Upgrade model adapter without retraining

This feature only applies to models trained in Code Repositories.

Recall that a model is the combination of model artifacts and a model adapter:

  • Model artifacts: The model files, parameters, weights, containers, or credentials where a trained model is saved.
  • Model adapter: The logic and the environment dependencies needed for Foundry to interact with the model artifacts to load, initialize, and perform inference with the model.

Sometimes, it can be useful to update the model adapter without changing or reproducing the model artifacts. For example:

  • Fixing a bug in a model adapter without retraining the saved model.
  • Updating a model's load, api, predict, or run_inference method.
  • Updating a model's Python environment in the event that a Python dependency was found to have a vulnerability or bug.

However, updating the model adapter can also introduce breaking changes to the model's inference environment. The following must be kept in mind when making changes to a model adapter:

  • Changes to any Python dependency in the environment must be compatible with existing model artifacts.
  • The new implementation of load, api, predict, or run_inference must be compatible with existing artifacts.
  • The updated model adapter must be located in the same Python module with the same class name as the original model adapter.

It is highly recommended to exercise caution while updating a model adapter and to test changes first on a new branch.

Upgrade Model Adapter from Models App

Foundry enables upgrading a model version's model adapter to its most recent commit or tag while retaining its published model weights.

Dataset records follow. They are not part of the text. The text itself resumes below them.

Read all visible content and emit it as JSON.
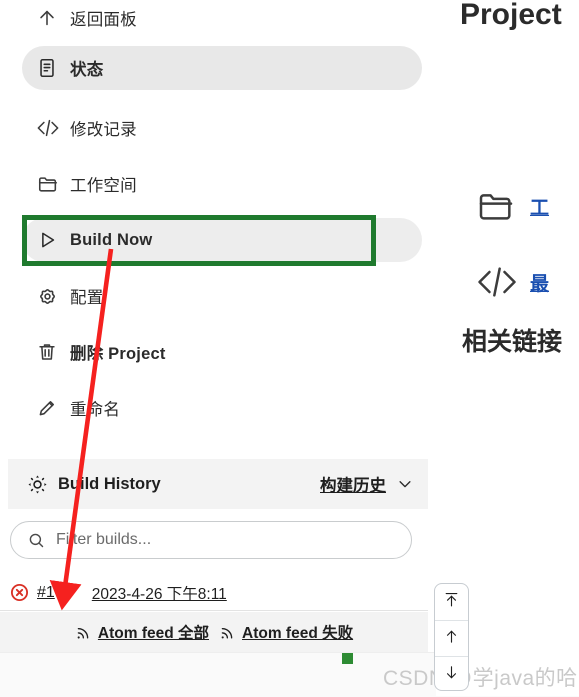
{
  "sidebar": {
    "items": [
      {
        "id": "back-to-dashboard",
        "label": "返回面板",
        "icon": "arrow-up-icon"
      },
      {
        "id": "status",
        "label": "状态",
        "icon": "document-icon"
      },
      {
        "id": "changes",
        "label": "修改记录",
        "icon": "code-icon"
      },
      {
        "id": "workspace",
        "label": "工作空间",
        "icon": "folder-icon"
      },
      {
        "id": "build-now",
        "label": "Build Now",
        "icon": "play-icon"
      },
      {
        "id": "configure",
        "label": "配置",
        "icon": "gear-icon"
      },
      {
        "id": "delete-project",
        "label": "删除 Project",
        "icon": "trash-icon"
      },
      {
        "id": "rename",
        "label": "重命名",
        "icon": "pencil-icon"
      }
    ]
  },
  "build_history": {
    "icon": "weather-icon",
    "title": "Build History",
    "link_label": "构建历史",
    "chevron": "chevron-down-icon",
    "filter_placeholder": "Filter builds...",
    "filter_value": "",
    "search_icon": "search-icon",
    "builds": [
      {
        "status_icon": "failed-icon",
        "number": "#1",
        "timestamp": "2023-4-26 下午8:11"
      }
    ],
    "feeds": [
      {
        "icon": "rss-icon",
        "label": "Atom feed 全部"
      },
      {
        "icon": "rss-icon",
        "label": "Atom feed 失败"
      }
    ]
  },
  "main": {
    "title": "Project",
    "links": [
      {
        "icon": "folder-icon",
        "label": "工"
      },
      {
        "icon": "code-icon",
        "label": "最"
      }
    ],
    "heading": "相关链接"
  },
  "scroll_controls": [
    {
      "id": "scroll-to-top",
      "icon": "arrow-to-top-icon"
    },
    {
      "id": "scroll-up",
      "icon": "arrow-up-icon"
    },
    {
      "id": "scroll-down",
      "icon": "arrow-down-icon"
    }
  ],
  "annotations": {
    "highlight_color": "#1f7a2e",
    "arrow_color": "#f5211f",
    "marker_color": "#2d8b33",
    "highlight_target": "Build Now",
    "arrow_from": "Build Now",
    "arrow_to": "#1"
  },
  "watermark": "CSDN @学java的哈哈"
}
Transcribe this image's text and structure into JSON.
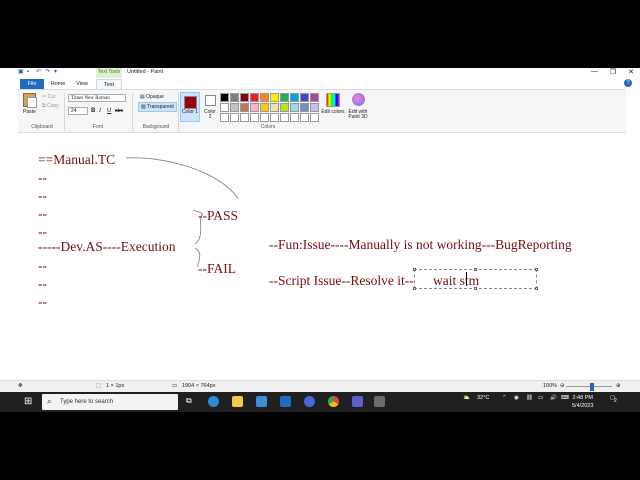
{
  "window": {
    "title": "Untitled - Paint",
    "context_tab": "Text Tools",
    "controls": {
      "minimize": "—",
      "maximize": "❐",
      "close": "✕"
    }
  },
  "tabs": {
    "file": "File",
    "home": "Home",
    "view": "View",
    "text": "Text"
  },
  "ribbon": {
    "clipboard": {
      "paste": "Paste",
      "cut": "Cut",
      "copy": "Copy",
      "label": "Clipboard"
    },
    "font": {
      "family": "Times New Roman",
      "size": "24",
      "bold": "B",
      "italic": "I",
      "underline": "U",
      "strike": "abc",
      "label": "Font"
    },
    "background": {
      "opaque": "Opaque",
      "transparent": "Transparent",
      "label": "Background"
    },
    "colors": {
      "color1_label": "Color 1",
      "color2_label": "Color 2",
      "edit_colors": "Edit colors",
      "edit_paint3d": "Edit with Paint 3D",
      "label": "Colors",
      "color1": "#990012",
      "color2": "#ffffff",
      "palette": [
        "#000000",
        "#7f7f7f",
        "#880015",
        "#ed1c24",
        "#ff7f27",
        "#fff200",
        "#22b14c",
        "#00a2e8",
        "#3f48cc",
        "#a349a4",
        "#ffffff",
        "#c3c3c3",
        "#b97a57",
        "#ffaec9",
        "#ffc90e",
        "#efe4b0",
        "#b5e61d",
        "#99d9ea",
        "#7092be",
        "#c8bfe7",
        "#ffffff",
        "#ffffff",
        "#ffffff",
        "#ffffff",
        "#ffffff",
        "#ffffff",
        "#ffffff",
        "#ffffff",
        "#ffffff",
        "#ffffff"
      ]
    }
  },
  "canvas": {
    "text_color": "#7a0c0c",
    "lines": [
      "==Manual.TC",
      "--",
      "--",
      "--",
      "--",
      "-----Dev.AS----Execution",
      "--",
      "--",
      "--"
    ],
    "pass": "--PASS",
    "fail": "--FAIL",
    "fun_issue": "--Fun:Issue----Manually is not working---BugReporting",
    "script_issue": "--Script Issue--Resolve it--",
    "typing": "wait stm"
  },
  "statusbar": {
    "selection_size": "1 × 1px",
    "canvas_size": "1904 × 764px",
    "zoom": "100%"
  },
  "taskbar": {
    "search_placeholder": "Type here to search",
    "weather": "32°C",
    "time": "2:48 PM",
    "date": "5/4/2023",
    "notifications": "2"
  }
}
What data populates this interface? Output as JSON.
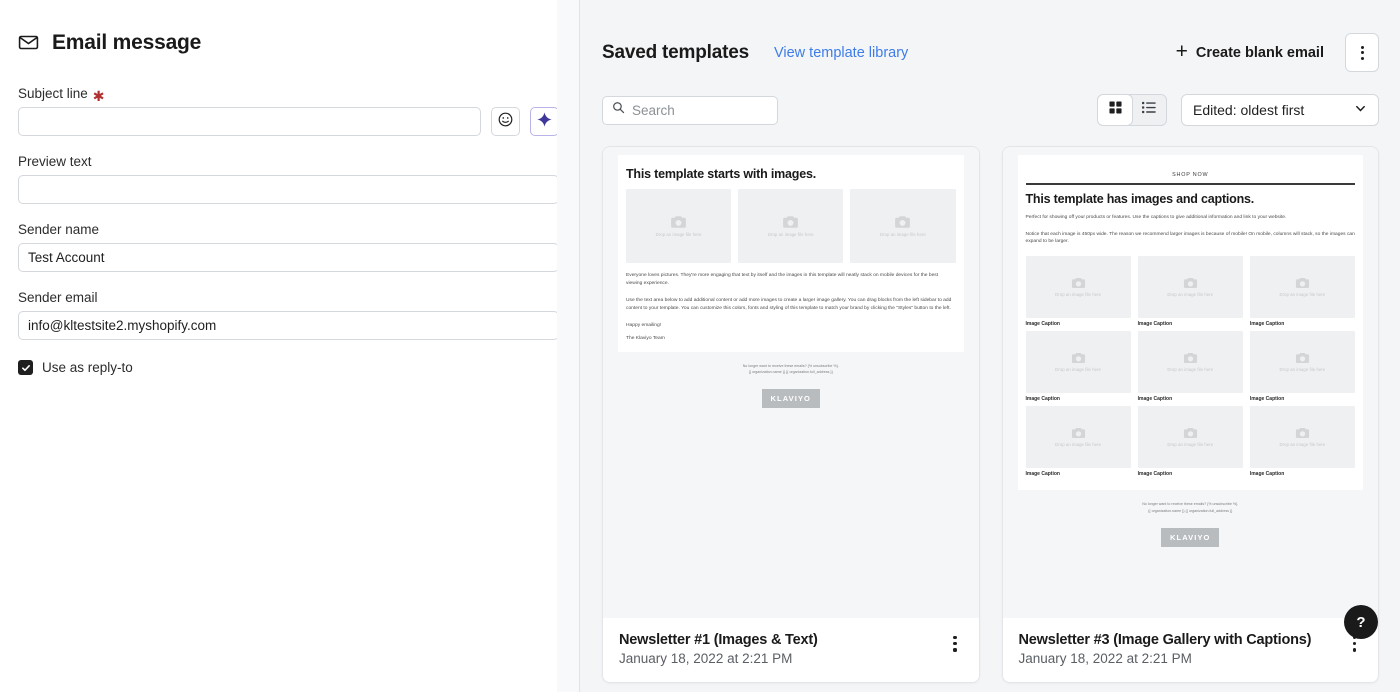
{
  "left_panel": {
    "icon": "envelope-icon",
    "title": "Email message",
    "fields": {
      "subject": {
        "label": "Subject line",
        "required_marker": "✱",
        "value": "",
        "placeholder": ""
      },
      "preview": {
        "label": "Preview text",
        "value": "",
        "placeholder": ""
      },
      "sender_name": {
        "label": "Sender name",
        "value": "Test Account",
        "placeholder": ""
      },
      "sender_email": {
        "label": "Sender email",
        "value": "info@kltestsite2.myshopify.com",
        "placeholder": ""
      }
    },
    "subject_buttons": [
      {
        "name": "emoji-icon",
        "label": "Insert emoji"
      },
      {
        "name": "ai-sparkle-icon",
        "label": "Generate with AI",
        "color": "#3f3799"
      }
    ],
    "reply_to": {
      "label": "Use as reply-to",
      "checked": true
    }
  },
  "right_panel": {
    "title": "Saved templates",
    "library_link": "View template library",
    "create_button": {
      "label": "Create blank email",
      "icon": "plus-icon"
    },
    "overflow_button": {
      "name": "kebab-menu-icon"
    },
    "search": {
      "placeholder": "Search",
      "value": "",
      "icon": "search-icon"
    },
    "view_toggle": {
      "options": [
        {
          "name": "grid-view-icon",
          "active": true
        },
        {
          "name": "list-view-icon",
          "active": false
        }
      ]
    },
    "sort": {
      "value": "Edited: oldest first",
      "icon": "chevron-down-icon"
    },
    "cards": [
      {
        "title": "Newsletter #1 (Images & Text)",
        "date": "January 18, 2022 at 2:21 PM",
        "preview": {
          "layout": "images-and-text",
          "heading": "This template starts with images.",
          "image_placeholders": 3,
          "placeholder_text": "Drop an image file here",
          "paragraphs": [
            "Everyone loves pictures. They're more engaging that text by itself and the images in this template will neatly stack on mobile devices for the best viewing experience.",
            "Use the text area below to add additional content or add more images to create a larger image gallery. You can drag blocks from the left sidebar to add content to your template. You can customize this colors, fonts and styling of this template to match your brand by clicking the \"Styles\" button to the left.",
            "Happy emailing!",
            "The Klaviyo Team"
          ],
          "footer_line_1": "No longer want to receive these emails? {% unsubscribe %}.",
          "footer_line_2": "{{ organization.name }} {{ organization.full_address }}",
          "logo": "KLAVIYO"
        }
      },
      {
        "title": "Newsletter #3 (Image Gallery with Captions)",
        "date": "January 18, 2022 at 2:21 PM",
        "preview": {
          "layout": "image-gallery-with-captions",
          "topbar": "SHOP NOW",
          "heading": "This template has images and captions.",
          "paragraphs": [
            "Perfect for showing off your products or features. Use the captions to give additional information and link to your website.",
            "Notice that each image is 450px wide. The reason we recommend larger images is because of mobile! On mobile, columns will stack, so the images can expand to be larger."
          ],
          "caption_text": "Image Caption",
          "gallery_rows": 3,
          "gallery_columns": 3,
          "placeholder_text": "Drop an image file here",
          "footer_line_1": "No longer want to receive these emails? {% unsubscribe %}.",
          "footer_line_2": "{{ organization.name }} {{ organization.full_address }}",
          "logo": "KLAVIYO"
        }
      }
    ],
    "help_button": {
      "label": "?",
      "name": "help-icon"
    }
  }
}
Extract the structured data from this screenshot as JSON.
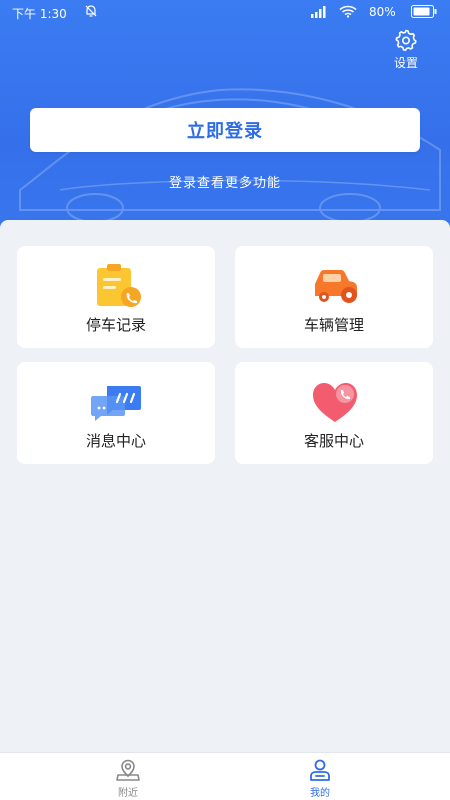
{
  "status_bar": {
    "time": "下午 1:30",
    "battery_pct": "80%"
  },
  "header": {
    "settings_label": "设置",
    "login_button": "立即登录",
    "login_subtitle": "登录查看更多功能"
  },
  "menu": {
    "items": [
      {
        "label": "停车记录",
        "icon": "clipboard-icon"
      },
      {
        "label": "车辆管理",
        "icon": "car-icon"
      },
      {
        "label": "消息中心",
        "icon": "message-icon"
      },
      {
        "label": "客服中心",
        "icon": "heart-phone-icon"
      }
    ]
  },
  "bottom_nav": {
    "items": [
      {
        "label": "附近",
        "icon": "location-icon",
        "active": false
      },
      {
        "label": "我的",
        "icon": "user-icon",
        "active": true
      }
    ]
  },
  "colors": {
    "primary": "#3a78ef",
    "active_tab": "#2f6de6",
    "inactive_tab": "#888888",
    "background": "#eef1f6"
  }
}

To upgrade a model adapter, first implement and publish changes to the model adapter class in the repository where it is defined. In the Model Training template in Code Repositories, changes will be published after every commit. In a Model Adapter template, changes will be published after a new tag is created.

Next, on the model application, scroll to the Inference Configuration card. Click Upgrade model adapter.

Model Adapter Upgrade Button Model Adapter Upgrade Dialog

Clicking Create model version will create a new model version using the updated model adapter with the previously published model artifacts.

If the previous model version has been submitted to a modeling objective, the updated model version will not automatically be submitted and must be submitted again.